|
While searching for numerical datasets, I noticed the libsvm dataset converted the adult dataset (a mixture of both categorical and integer attributes) into quantiles (which I believe are buckets with a binary value if the value falls into this bucket range or not). So they converted the 14 attribues in the adult dataset into a 123 binary-valued feature vector. What is the gain in doing so? I tried to use the 123 binary-valued feature vector with a SOM clustering and it does extremely poorly. This is likely because the SOM is relying on euclidean distance as a similarity measure so 1 0 0 0 is the same distance from 0 1 0 0 and 0 0 1 0 which when converted to the original attribute is not true at all. |
|
Say, for simplicity, that you have a linear model for regression. That is, the value returned by your model is a weighted sum of the values of the features, with fixed weights. Now assume the dependence between one of these features and the final value is non-linear (say, quadratic): having a small value for the feature is bad, as the value increases it gets better, then it gets worse again. This happens a lot in things like "how much bass should I put when equalizing this song in this environment", etc. If you don't quantize you have no hope of capturing these nonlinearities, but with quantization you can assign independent "goodness" weights to different ranges of the feature values.
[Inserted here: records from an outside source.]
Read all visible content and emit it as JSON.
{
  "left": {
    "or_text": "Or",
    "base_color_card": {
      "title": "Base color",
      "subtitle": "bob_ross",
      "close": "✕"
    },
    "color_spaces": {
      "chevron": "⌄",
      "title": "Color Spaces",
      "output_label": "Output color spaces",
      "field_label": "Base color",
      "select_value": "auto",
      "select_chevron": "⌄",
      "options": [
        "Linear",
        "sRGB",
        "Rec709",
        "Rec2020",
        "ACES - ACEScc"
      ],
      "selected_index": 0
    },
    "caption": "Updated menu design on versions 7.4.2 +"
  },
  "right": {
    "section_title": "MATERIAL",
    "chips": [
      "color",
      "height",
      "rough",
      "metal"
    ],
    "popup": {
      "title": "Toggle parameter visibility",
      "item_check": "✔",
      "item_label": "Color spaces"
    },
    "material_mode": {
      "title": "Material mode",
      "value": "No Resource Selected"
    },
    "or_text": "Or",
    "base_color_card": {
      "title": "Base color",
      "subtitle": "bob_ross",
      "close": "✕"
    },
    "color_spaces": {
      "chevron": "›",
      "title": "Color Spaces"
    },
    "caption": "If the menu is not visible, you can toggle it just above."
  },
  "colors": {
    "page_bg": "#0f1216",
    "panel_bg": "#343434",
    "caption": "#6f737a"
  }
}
I'm not experienced with SOM at all, but I think there are better alternatives to it in almost any setting (for example, t-SNE works a lot better to visualize high-dimensional data), so this could be a fault of SOM or your optimizer. Thanks, that was a great explanation. I'm using the SOM implementation in MATLAB's neural net toolbox. The SOM seems to generate good clusters for the MNIST dataset. The quantiles are probably not benefitting the SOM the same way as a linear svm. I don't believe SOMs have any issue with nonlinearity as it is a nonlinear transformation (via competitive matching). It is actually very similar to k-means clustering. But t-SNE looks very interesting.
(Apr 28 '11 at 17:34)
crdrn
Based on Alexandre's answer, another realistic example: suppose you are interested in estimating the weight of a baby. In the first 4 months, its weight increases by 750 g/months; in the next 4 months by 500 g/months and so on; by partitioning the time interval, different weights (pun intended) can be used for estimation.
(May 01 '11 at 15:59)
Lucian Sasu
|
|
The conversion from real values to four binary bins was an application specific transformation, as stated by Alexandre. This representation works better than the "thermometer" encoding when learning linear models. The "thermometer" representation does have interesting distance properties and might be useful with rbf kernels. Since you are clustering based on Euclidean distance, the real number values should produce better results. You should normalize these values first. If you want to get a little fancier, look into using the Mahalanobis distance. http://en.wikipedia.org/wiki/Mahalanobis_distance I agree, normalization when using euclidian distance seems very important. I think I may be having some issues where some features are 'overpowering' other features in the distance calculation simply because their absolute values are much larger. And variance in the direction of the categorical features is much higher than the real features (which I rescaled from 0 to 1) because they can only take the binary values 0 and 1.
(May 03 '11 at 10:44)
crdrn
|
|
Rather than the binary one-hot encoding you are using (zeros everywhere, and one 1 for the corresponding bucket), you should maybe use a "thermometer" encoding, where you put a 1 if the value exceeds the lower threshold of the corresponding range. For instance, instead of representing values in the first, second, and third range as (respectively) "1 0 0 0", "0 1 0 0", and "0 0 1 0", you can represent them as "0 0 0", "1 0 0", "1 1 0", and so on. That way, there is a bigger distance between quantiles that are further apart (neighboring ranges would have a Euclidean distance of 1, but the distance between the min and max values would be sqrt(n)). But would I benefit more from using the real continuous values of the features since I'm not constrained to linearity? Although I think the "thermometer" encoding you proposed might give the same benefit to linear svms as the quantile encoding done in libsvm.
(May 02 '11 at 09:31)
crdrn
|